There’s growing evidence that consumers are increasingly shunning ultra-processed foods (UPFs) and looking for more “real foods.” In a recent survey of consumers by New Nutrition Business, 20% of Americans and 40% of Spaniards consumers said they were trying to avoid UPFs, the highest numbers since the consultancy began asking this question.
“The growing consumer interest in ‘less processed’ has grown out of the clean-label trend of identifying something undesirable in our food and avoiding it,” says Mellentin. “What’s different is that we are entering a new phase. Brands will have to do more to reinvent UPFs and to deliver products that get closer to consumers’ expectations of ‘real food.’”
Most dairy has never been considered a UPF. The exception is canned aerosol cheese and some processed cheeses. This puts dairy in a very favorable position with consumers.
Avoiding UPFs means, to a growing number of consumers, choosing fresh and natural foods. When the International Food Information Council asked Americans about the most common attributes of a healthy food, the top answer, given by 37% of people, was “fresh,” while 20% of consumers said, “minimal or no processing.”

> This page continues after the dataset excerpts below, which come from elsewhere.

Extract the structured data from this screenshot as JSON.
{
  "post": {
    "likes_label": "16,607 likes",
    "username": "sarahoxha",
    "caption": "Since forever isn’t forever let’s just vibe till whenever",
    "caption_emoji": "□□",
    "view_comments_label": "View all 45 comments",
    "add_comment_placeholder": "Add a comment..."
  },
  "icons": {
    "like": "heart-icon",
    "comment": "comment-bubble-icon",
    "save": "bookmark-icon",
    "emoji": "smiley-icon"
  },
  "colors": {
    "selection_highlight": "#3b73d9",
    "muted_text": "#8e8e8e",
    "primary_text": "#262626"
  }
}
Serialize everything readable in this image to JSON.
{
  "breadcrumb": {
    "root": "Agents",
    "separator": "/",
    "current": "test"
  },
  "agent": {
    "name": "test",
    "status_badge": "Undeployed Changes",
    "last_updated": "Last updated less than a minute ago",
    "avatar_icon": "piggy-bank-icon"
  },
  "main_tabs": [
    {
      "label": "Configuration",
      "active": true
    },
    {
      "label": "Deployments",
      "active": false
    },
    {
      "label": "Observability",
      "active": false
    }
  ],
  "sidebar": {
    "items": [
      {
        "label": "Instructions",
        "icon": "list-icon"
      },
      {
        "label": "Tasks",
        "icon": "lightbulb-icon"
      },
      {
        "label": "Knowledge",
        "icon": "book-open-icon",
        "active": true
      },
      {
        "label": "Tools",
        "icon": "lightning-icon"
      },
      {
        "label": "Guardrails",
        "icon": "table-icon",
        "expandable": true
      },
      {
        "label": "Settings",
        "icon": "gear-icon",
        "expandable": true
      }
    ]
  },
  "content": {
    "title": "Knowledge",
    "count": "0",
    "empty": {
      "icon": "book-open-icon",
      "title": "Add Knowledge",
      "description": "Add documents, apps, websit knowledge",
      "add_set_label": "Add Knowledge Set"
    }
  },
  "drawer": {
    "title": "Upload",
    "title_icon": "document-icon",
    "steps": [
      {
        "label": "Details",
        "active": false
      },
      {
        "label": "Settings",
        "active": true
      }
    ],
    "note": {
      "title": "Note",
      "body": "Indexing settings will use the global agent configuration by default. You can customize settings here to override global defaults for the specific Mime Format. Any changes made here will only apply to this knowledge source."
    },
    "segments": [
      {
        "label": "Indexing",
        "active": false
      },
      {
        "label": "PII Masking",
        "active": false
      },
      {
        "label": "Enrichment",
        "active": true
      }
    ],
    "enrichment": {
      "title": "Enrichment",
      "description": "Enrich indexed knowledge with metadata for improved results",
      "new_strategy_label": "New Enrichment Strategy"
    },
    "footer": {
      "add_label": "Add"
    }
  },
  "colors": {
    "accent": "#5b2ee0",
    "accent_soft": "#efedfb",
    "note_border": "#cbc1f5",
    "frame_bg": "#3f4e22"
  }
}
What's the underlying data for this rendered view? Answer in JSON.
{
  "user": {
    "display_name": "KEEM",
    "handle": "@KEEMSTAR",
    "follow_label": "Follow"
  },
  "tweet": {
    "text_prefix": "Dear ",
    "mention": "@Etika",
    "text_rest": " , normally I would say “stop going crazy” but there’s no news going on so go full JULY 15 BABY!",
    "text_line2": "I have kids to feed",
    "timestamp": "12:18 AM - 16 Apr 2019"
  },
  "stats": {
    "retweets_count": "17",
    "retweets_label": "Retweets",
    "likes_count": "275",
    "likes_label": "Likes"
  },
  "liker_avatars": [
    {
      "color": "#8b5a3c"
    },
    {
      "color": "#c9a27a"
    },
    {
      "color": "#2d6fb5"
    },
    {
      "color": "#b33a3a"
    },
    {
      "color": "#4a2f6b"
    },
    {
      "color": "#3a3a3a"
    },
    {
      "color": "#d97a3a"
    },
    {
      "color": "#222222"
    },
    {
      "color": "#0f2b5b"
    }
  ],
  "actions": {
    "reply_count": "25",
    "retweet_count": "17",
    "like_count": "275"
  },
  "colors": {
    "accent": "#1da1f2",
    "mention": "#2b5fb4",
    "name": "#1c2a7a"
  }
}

“The opportunity over the next three to five years is for packaged food companies--gradually, step-by-step--to renovate products,” says Mellentin. “That will require a focus on ingredients and processing technology, which deliver the safety, convenience and palatability people seek while doing so with as little processing as possible, or at least with a type of processing that people accept.”
Ingredient suppliers have an important role to play in enabling this change. Further, dairy processors do not need to reformulate their entire product line.
In other words, aerosol cheese is not going away!
Pavel Kolarov, CEO of Trimona Foods Inc., shared with me that there’s a growing momentum behind the A2 movement now more than ever before.
That covers trends in concepts and recipes for 2023. Let’s move onto flavor trends. There are five that standout for dairy innovation. They are Latin American, botanicals/florals, sweet heat, nostalgic/comfort and all-day breakfast.
Latin American flavors are all the rage. The flavors that translate to dairy applications include horchata. The flavor profile for horchata has many interpretation, almost always with a sweet cinnamon profile. There’s also tepache. This is a cold fermented beverage with pineapple and cinnamon. Sounds to me like a great drinkable yogurt profile.
And let’s not forget aguas frescas. While the translation means “fresh water,” aguas fresca de leche includes milk. Think of it is a thinner, lightly flavored milk beverage with the purpose of refreshment rather than nourishment.